To keep your attention, those who produce shows put changes in front of your range of senses, or get your attention with powerful emotions like uncertainty, love and fear. Sellers and marketers do it, too. So do autocrats in government and religion, who sometimes make laws just to keep you on edge, and use threats of jail or hellfire to control your attention and behavior.
Some create crisis after crisis and spin after spin to keep you busy with them. They use fear, love and confusion, your most basic survival response triggers, as tools to attract and direct your sensory awareness to what they want you to think and do. Effective con artists and manipulators know how to use such methods to get you to think, say and do almost anything.

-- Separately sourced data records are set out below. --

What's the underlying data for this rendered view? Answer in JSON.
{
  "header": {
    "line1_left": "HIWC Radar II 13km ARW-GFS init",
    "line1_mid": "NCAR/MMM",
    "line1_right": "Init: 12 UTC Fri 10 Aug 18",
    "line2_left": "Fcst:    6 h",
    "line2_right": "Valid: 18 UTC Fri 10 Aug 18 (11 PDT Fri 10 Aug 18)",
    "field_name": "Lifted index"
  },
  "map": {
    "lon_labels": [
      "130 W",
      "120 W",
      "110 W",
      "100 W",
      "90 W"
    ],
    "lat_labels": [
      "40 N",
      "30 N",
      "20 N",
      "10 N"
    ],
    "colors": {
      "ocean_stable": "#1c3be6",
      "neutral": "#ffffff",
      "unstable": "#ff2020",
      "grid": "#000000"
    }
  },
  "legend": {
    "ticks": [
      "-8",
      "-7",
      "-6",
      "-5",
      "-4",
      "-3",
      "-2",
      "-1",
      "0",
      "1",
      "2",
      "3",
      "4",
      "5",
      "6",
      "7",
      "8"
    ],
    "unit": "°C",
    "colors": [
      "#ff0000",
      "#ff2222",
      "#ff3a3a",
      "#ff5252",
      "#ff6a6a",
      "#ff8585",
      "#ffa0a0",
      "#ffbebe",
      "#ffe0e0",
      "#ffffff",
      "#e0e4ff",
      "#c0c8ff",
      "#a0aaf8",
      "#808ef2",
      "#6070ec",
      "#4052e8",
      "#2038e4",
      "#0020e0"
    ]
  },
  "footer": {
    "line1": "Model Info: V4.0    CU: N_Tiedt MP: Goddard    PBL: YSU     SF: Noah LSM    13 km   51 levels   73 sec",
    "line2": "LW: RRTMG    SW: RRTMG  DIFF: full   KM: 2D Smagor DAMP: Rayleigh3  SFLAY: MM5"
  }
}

Skilled attention seekers know how to keep us busy with them. Be the news. Be outrageous. Be controversial. Contradict yourself. Confuse them. Create variety. Make faces. Threaten them. Use words that trigger survival responses. Inspire fear and anger with pictures of pain, loss and destruction. Embrace. Paint pretty, changing images. Associate fads with energy and enthusiasm. Tell them you love them. Say that you will save them. Hire people to embody and promote the facade. If you don’t do it, people create their own situations and forget you; then you lose power over them. You know that it works and how it does. Every day it works on you, and every day you work it on others.
Try this exercise: For one day, notice the ways in which individuals and social groups use change to focus your attention on what they want to get from or unload on you. Have fun with it. See if and how you can stop being distracted by changes designed to pull you out to what they want you to notice, away from the wonder of your own life. For bonus points, watch yourself doing the same thing to others.